ところで、私はコンサルティングに従業している。かつて「情報交換してくれませんか」と地方都市に呼ばれて行ってみたら、ろくな情報ももらえず、往復時間がムダになっただけの経験が何度かある。その先の仕事にもつながらない。なかには「あれ、本日、約束していましたっけ?」と言われた経験もある。それが最近は、こちらからウェブ会議でどうですか、と提案できる。かなり効率化した。

と同時に、営業のとき、最後の一押しで先方に乗り込み、そして食事を重ねて受注したことが幾度もある。またリアルで会っているときに、長い会話のなかで、意図せず教えてもらったことがビジネスのヒントになった経験もある。

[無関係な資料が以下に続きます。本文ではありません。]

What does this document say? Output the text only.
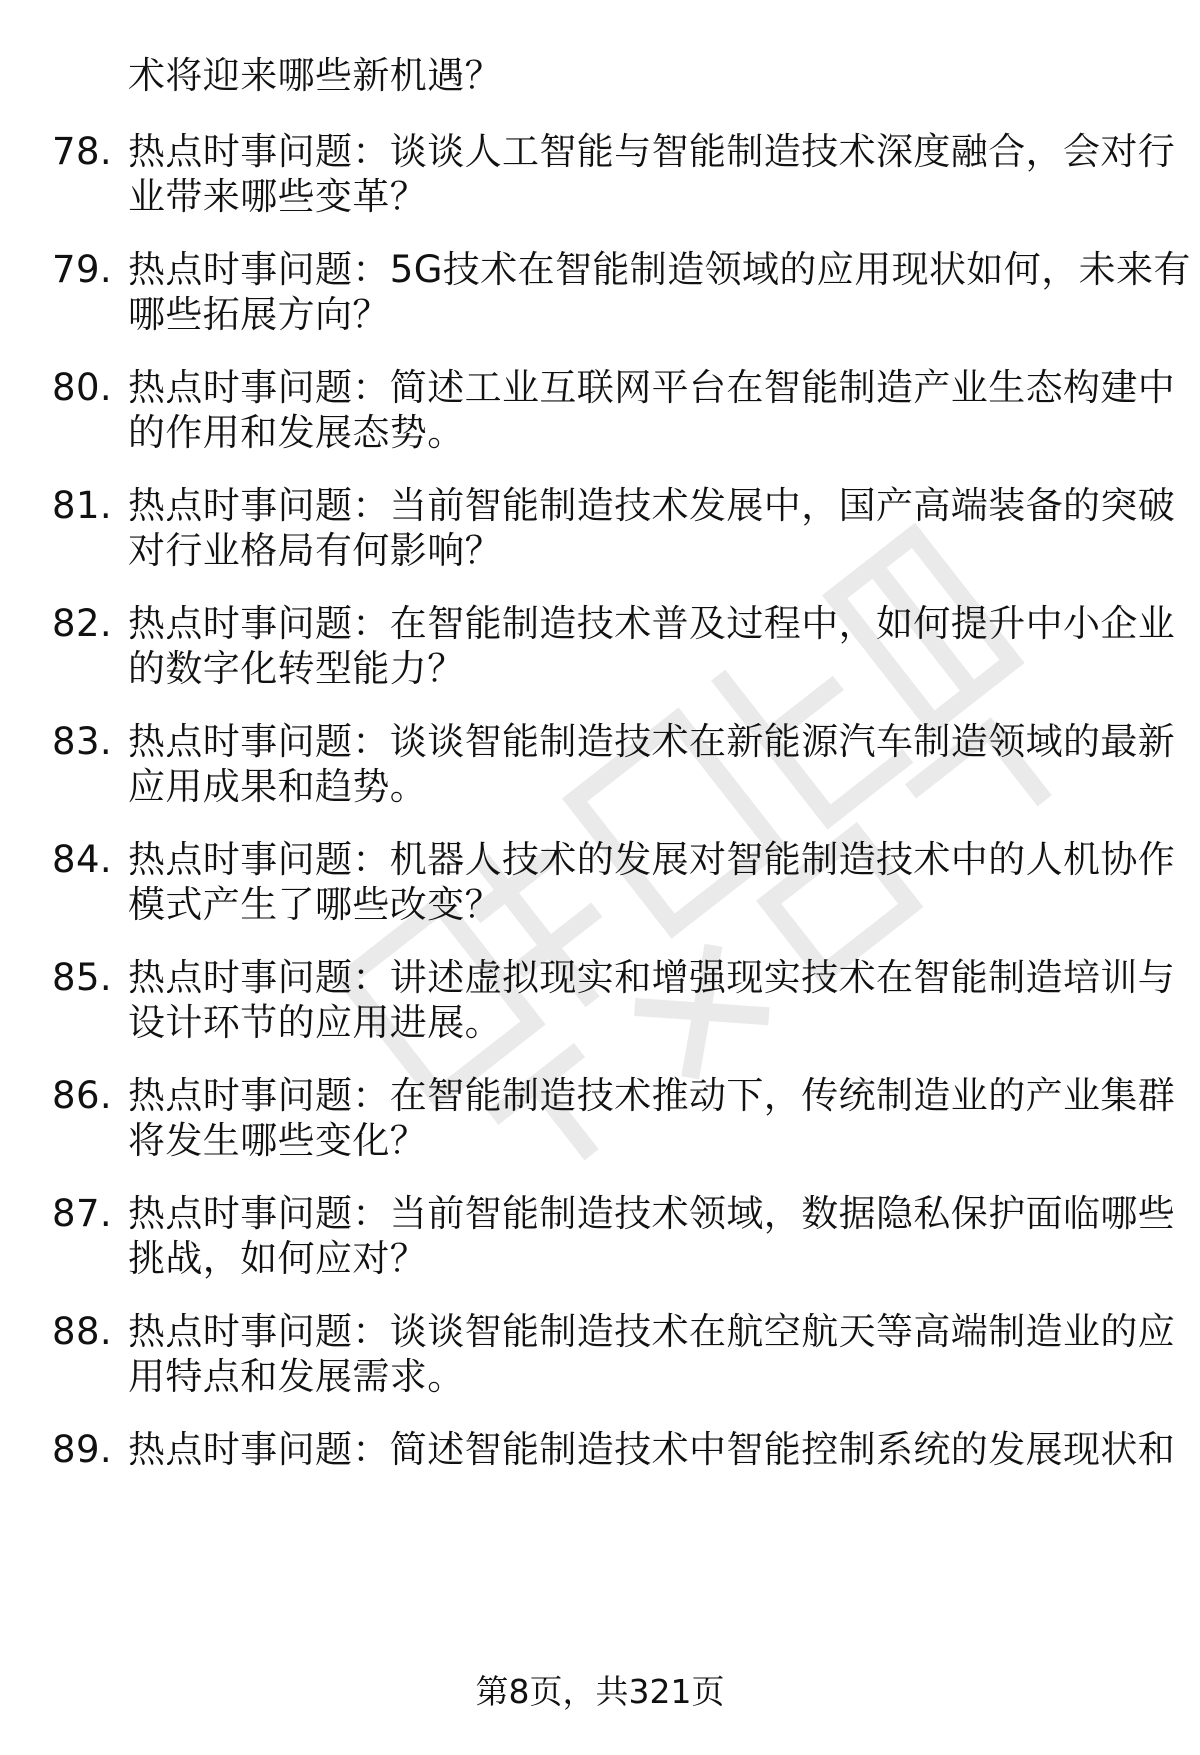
术将迎来哪些新机遇？
78. 热点时事问题：谈谈人工智能与智能制造技术深度融合，会对行
业带来哪些变革？
79. 热点时事问题：5G技术在智能制造领域的应用现状如何，未来有
哪些拓展方向？
80. 热点时事问题：简述工业互联网平台在智能制造产业生态构建中
的作用和发展态势。
81. 热点时事问题：当前智能制造技术发展中，国产高端装备的突破
对行业格局有何影响？
82. 热点时事问题：在智能制造技术普及过程中，如何提升中小企业
的数字化转型能力？
83. 热点时事问题：谈谈智能制造技术在新能源汽车制造领域的最新
应用成果和趋势。
84. 热点时事问题：机器人技术的发展对智能制造技术中的人机协作
模式产生了哪些改变？
85. 热点时事问题：讲述虚拟现实和增强现实技术在智能制造培训与
设计环节的应用进展。
86. 热点时事问题：在智能制造技术推动下，传统制造业的产业集群
将发生哪些变化？
87. 热点时事问题：当前智能制造技术领域，数据隐私保护面临哪些
挑战，如何应对？
88. 热点时事问题：谈谈智能制造技术在航空航天等高端制造业的应
用特点和发展需求。
89. 热点时事问题：简述智能制造技术中智能控制系统的发展现状和
第8页，共321页
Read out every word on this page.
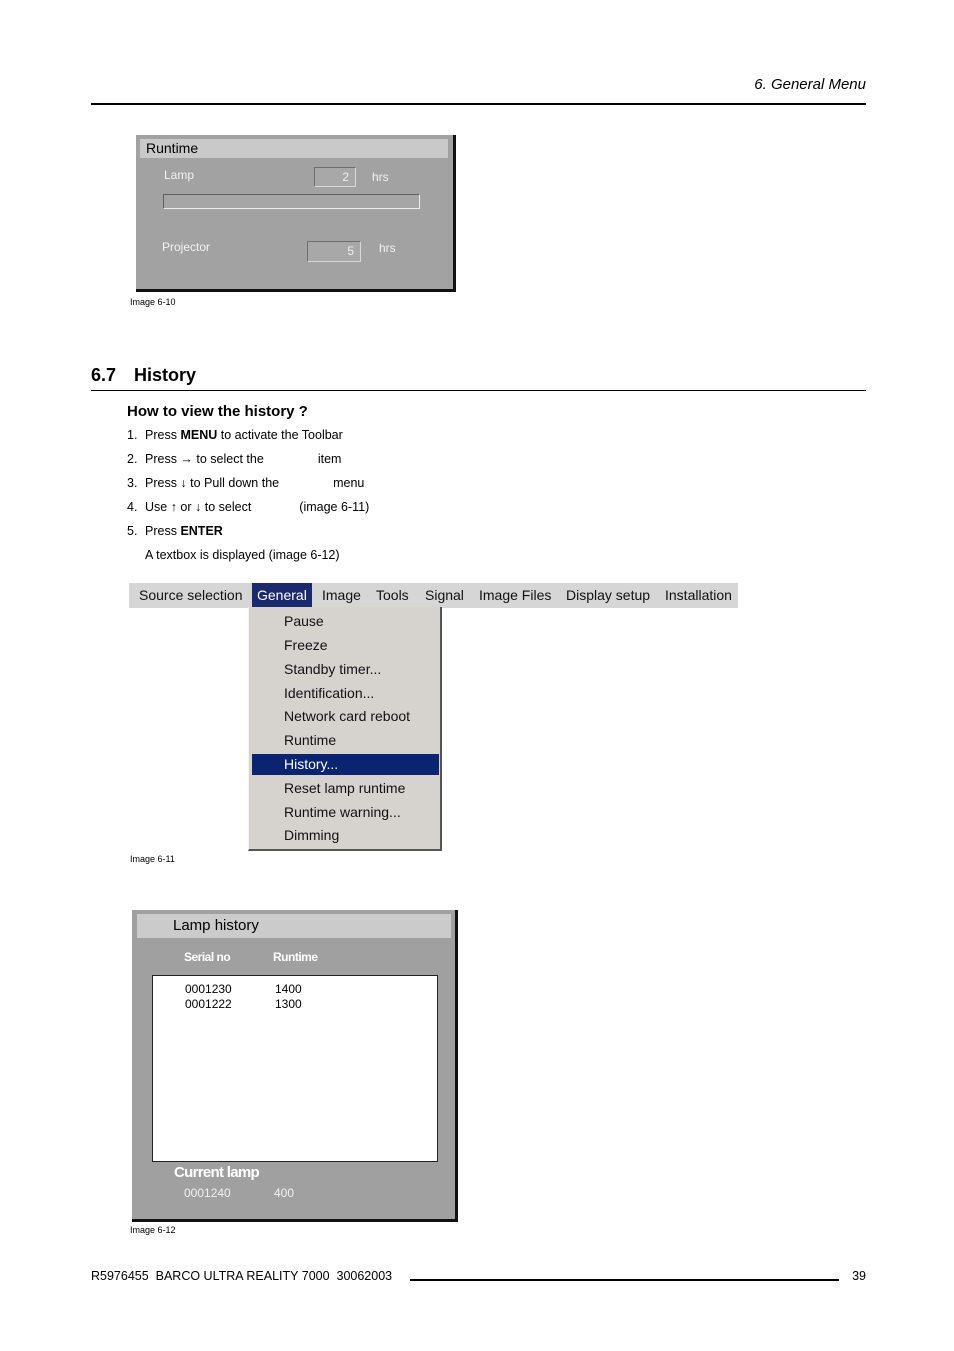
6. General Menu
Runtime
Lamp	2	hrs
Projector	5	hrs
Image 6-10
6.7 History
How to view the history ?
1. Press MENU to activate the Toolbar
2. Press → to select the	item
3. Press ↓ to Pull down the	menu
4. Use ↑ or ↓ to select	(image 6-11)
5. Press ENTER
A textbox is displayed (image 6-12)
Source selection	General	Image Tools Signal Image Files Display setup Installation
Pause
Freeze
Standby timer...
Identification...
Network card reboot
Runtime
History...
Reset lamp runtime
Runtime warning...
Dimming
Image 6-11
Lamp history
Serial no	Runtime
0001230	1400
0001222	1300
Current lamp
0001240	400
Image 6-12
R5976455  BARCO ULTRA REALITY 7000  30062003	39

この、リモートかリアルか。どう考えればいいのだろうか。私見を述べる。

①前提「会社の目的は価値の最大化」

当然ではあるが、会社という組織は、社員の成長や働きやすさというのは過程や手段であって、株主のために価値を最大化する目的を有している。上場企業では株価の上昇を目指し、かつ非上場企業であっても将来の利益を最大化するために活動する。

経営者はリアル職場に社員を集めたほうが利益は最大化すると考えれば集めるだろうし、それは経営者の裁量だ。もしリアルな職場に集まりたくないと、社員が辞めて業績が悪化すれば淘汰される。また業績が良好だが、リアルな職場でしか勤務を認めない会社があったとする。そこで働くかどうかは、社員個人の自由意思に委ねられている。

アメリカのIT企業経営者が週に何回かの出社を求めたり、全日の出社を求めたりするのも、価値の最大化が達成できると考えるゆえだ。リモートのままのほうが価値は最大化すると信じるならばそのままにするだろう。